Charade written and then adapted for the big
screen by Peter Stone
With Audrey Hepburn, Walter Matthau and Cary
Grant
A different
version of this note and thoughts on other books are available at:
- https://www.youtube.com/playlist?list=PLEVa4_CsRStSBBDo4uJWT8BSWtTTn0N1E
and
http://realini.blogspot.ro/
This film
is included by scholars as one of the best films ever made:
The cast is
fabulous, with Walter Matthau, one of my favorite actors in an unusual role,
the only one that I know of its kind.
On second
thought, the lines are interesting, the humor is dry, simple and outré, but
without the proper acting it could hit a wall.
Audrey Hepburn
reminds me of her role in Breakfast of Tiffany’s and perhaps Roman Holliday,
with her royal presence.
-
Reggie
Lampert: You're blocking my view.
-
Peter
Joshua: Ohh... which view would you prefer?
-
Reggie
Lampert: The one you're blocking.
Reggie Lampert
is Audrey Hepburn or the other way around and this is one of the first
dialogues she has with the personage played by Cary Grant.
She is both
sophisticated and naïve, aristocratic but also rather credulous, or is it just
in love with a man who keeps changing names.
Three people
are chasing after a quarter of a million dollars, if we do not include
Bartholomew and Peter Joshua.
They have
been in the same team with Charles Dyle, who has recently died, or so we think
and taken a loot from the Nazis.
Dyle has
run away with the treasure and the former team mates are now focusing on the
widow- Reggie Lampert.
But she
does not know anything, the few belongings that she received contain nothing of
value and she tells the villains.
Only they
would not take her answers to be real and try to press her and even blackmail
the young woman.
Reggie relies
on Peter Joshua, then on alexander Dyle and eventually Adam Canfield to protect
her from dangerous adversaries only…
-
Reggie
Lampert: So it's goodbye Alexander Dyle and welcome home Peter Joshua.
-
Adam
Canfield: [shakes his head] Sorry the name is Adam Canfield.
-
Reggie
Lampert: Adam Canfield? Wonderful! Do you realize you've had three names in the
past two days?
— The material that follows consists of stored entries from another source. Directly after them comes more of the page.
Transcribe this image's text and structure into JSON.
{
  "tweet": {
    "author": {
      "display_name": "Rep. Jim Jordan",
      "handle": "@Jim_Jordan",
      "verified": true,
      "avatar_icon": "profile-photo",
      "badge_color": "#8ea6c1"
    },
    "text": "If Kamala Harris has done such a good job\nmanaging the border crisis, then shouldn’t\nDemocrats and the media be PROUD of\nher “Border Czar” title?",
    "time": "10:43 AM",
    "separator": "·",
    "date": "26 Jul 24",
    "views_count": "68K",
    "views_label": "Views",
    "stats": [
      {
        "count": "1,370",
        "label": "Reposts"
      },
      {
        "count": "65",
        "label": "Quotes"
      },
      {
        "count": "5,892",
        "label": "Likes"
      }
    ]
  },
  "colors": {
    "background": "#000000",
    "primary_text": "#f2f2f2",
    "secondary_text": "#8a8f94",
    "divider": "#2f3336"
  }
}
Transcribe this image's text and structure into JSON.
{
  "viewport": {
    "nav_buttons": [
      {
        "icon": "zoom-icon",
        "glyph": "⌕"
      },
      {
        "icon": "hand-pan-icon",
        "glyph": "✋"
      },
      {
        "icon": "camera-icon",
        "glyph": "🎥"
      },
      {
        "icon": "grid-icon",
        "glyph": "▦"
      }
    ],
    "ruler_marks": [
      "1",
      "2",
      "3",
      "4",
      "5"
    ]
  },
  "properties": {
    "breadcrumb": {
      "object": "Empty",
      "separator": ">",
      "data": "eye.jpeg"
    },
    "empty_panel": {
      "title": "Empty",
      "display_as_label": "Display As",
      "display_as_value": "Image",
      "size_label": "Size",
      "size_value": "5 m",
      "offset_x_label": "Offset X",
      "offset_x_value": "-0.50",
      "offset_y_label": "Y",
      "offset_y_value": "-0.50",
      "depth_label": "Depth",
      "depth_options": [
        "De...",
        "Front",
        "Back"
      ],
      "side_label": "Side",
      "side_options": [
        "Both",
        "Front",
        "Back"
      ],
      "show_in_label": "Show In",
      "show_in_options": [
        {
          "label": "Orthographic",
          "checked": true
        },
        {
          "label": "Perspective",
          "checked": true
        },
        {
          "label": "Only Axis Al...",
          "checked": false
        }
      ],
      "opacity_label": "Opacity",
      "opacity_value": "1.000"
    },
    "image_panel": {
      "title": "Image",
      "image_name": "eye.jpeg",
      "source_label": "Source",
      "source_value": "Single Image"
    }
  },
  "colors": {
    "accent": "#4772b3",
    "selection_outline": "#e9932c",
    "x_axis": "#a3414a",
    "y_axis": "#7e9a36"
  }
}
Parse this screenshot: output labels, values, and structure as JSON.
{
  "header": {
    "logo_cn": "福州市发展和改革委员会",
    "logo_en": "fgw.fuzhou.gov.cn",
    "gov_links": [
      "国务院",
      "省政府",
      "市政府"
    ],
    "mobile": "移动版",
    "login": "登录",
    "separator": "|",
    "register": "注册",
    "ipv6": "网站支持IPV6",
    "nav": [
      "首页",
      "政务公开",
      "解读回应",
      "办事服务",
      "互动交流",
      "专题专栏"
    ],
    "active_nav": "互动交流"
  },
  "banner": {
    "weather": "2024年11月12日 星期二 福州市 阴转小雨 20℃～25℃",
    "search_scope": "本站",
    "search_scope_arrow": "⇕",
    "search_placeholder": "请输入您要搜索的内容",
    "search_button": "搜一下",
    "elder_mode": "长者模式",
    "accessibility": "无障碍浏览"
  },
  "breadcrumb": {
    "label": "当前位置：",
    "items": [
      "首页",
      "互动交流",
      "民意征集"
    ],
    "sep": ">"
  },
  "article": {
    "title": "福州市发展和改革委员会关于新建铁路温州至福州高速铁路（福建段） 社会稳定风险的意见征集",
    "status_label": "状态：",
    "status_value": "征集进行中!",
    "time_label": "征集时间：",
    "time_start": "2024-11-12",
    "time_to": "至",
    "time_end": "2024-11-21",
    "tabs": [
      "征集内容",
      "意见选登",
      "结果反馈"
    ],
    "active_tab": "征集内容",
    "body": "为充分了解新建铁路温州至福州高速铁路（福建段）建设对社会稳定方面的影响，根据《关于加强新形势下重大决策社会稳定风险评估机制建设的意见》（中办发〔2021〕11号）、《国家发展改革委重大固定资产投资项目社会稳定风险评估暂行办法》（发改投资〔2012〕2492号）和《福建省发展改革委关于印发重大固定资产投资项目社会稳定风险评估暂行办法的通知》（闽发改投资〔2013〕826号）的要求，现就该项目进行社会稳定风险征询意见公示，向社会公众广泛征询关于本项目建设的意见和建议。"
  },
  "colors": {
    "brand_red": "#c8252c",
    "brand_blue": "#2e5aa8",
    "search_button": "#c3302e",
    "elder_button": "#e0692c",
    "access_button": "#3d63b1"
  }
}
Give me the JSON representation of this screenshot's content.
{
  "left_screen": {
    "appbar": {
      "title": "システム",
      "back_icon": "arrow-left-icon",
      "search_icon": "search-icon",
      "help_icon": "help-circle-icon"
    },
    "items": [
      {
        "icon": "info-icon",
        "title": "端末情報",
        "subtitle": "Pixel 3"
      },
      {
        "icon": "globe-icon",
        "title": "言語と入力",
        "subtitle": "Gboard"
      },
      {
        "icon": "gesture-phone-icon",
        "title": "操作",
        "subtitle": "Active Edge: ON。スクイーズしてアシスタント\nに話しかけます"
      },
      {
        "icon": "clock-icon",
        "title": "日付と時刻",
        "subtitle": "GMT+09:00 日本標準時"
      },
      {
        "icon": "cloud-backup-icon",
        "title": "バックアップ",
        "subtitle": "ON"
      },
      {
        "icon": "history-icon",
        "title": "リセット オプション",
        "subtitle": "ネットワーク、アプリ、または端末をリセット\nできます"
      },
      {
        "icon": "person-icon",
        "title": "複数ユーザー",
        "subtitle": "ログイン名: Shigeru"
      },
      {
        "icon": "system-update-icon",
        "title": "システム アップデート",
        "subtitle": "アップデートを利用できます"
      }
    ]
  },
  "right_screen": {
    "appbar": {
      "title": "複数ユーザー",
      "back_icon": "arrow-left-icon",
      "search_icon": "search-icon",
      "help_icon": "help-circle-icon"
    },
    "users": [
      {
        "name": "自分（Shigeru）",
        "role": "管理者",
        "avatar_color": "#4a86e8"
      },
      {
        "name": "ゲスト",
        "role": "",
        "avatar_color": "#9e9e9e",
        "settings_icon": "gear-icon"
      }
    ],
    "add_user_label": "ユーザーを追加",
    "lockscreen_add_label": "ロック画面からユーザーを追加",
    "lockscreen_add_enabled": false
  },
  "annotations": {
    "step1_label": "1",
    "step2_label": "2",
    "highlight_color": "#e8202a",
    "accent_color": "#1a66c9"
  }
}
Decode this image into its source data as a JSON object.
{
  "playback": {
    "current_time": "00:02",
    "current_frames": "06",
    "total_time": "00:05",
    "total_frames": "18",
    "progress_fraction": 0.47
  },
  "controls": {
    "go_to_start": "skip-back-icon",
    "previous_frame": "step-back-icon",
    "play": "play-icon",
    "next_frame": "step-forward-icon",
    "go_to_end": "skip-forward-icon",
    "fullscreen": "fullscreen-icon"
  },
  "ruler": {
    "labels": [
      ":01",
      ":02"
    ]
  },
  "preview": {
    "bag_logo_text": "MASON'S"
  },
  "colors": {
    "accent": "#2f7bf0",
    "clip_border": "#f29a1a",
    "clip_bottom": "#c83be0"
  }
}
I don't even know who I'm talking to anymore!
And to
complicate matters even more, Reggie has established contact with a diplomat at
the American Embassy.
Mr.
Bartholomew is played excellently by Walter Matthau, who is not in a comedy
here, even if jocularity is frequently used.
And the American
official is warning Reggie on the identity of Peter/Alexander/Adam who is a
known criminal.
Actually, this
is what he claims, whenever he changes name and explains that he cannot be
interested more in Reggie than the quarter million…
-
Or
can he?
Throughout the
film, I was somewhat annoyed by the naiveté of the heroine, who loves a man
that keeps changing names, lies, justifications.
But then…
-
‘The course of true love never did run smooth’
There are
complications, murders, Reggie Lampert is chased and does not know who to trust
anymore.
Indeed, the
audience must feel compassion for a woman who is surrounded by enemies and she
has no idea about the whereabouts of the money.
Furthermore,
the man she loves is not interested in her- for a good while I thought he might
be gay- and even seems to be after the same thing.
It must be
terrifying to fear for one’s life, especially when there are harden criminals
who want your money or your life…
In most
cases both, because they want no witnesses.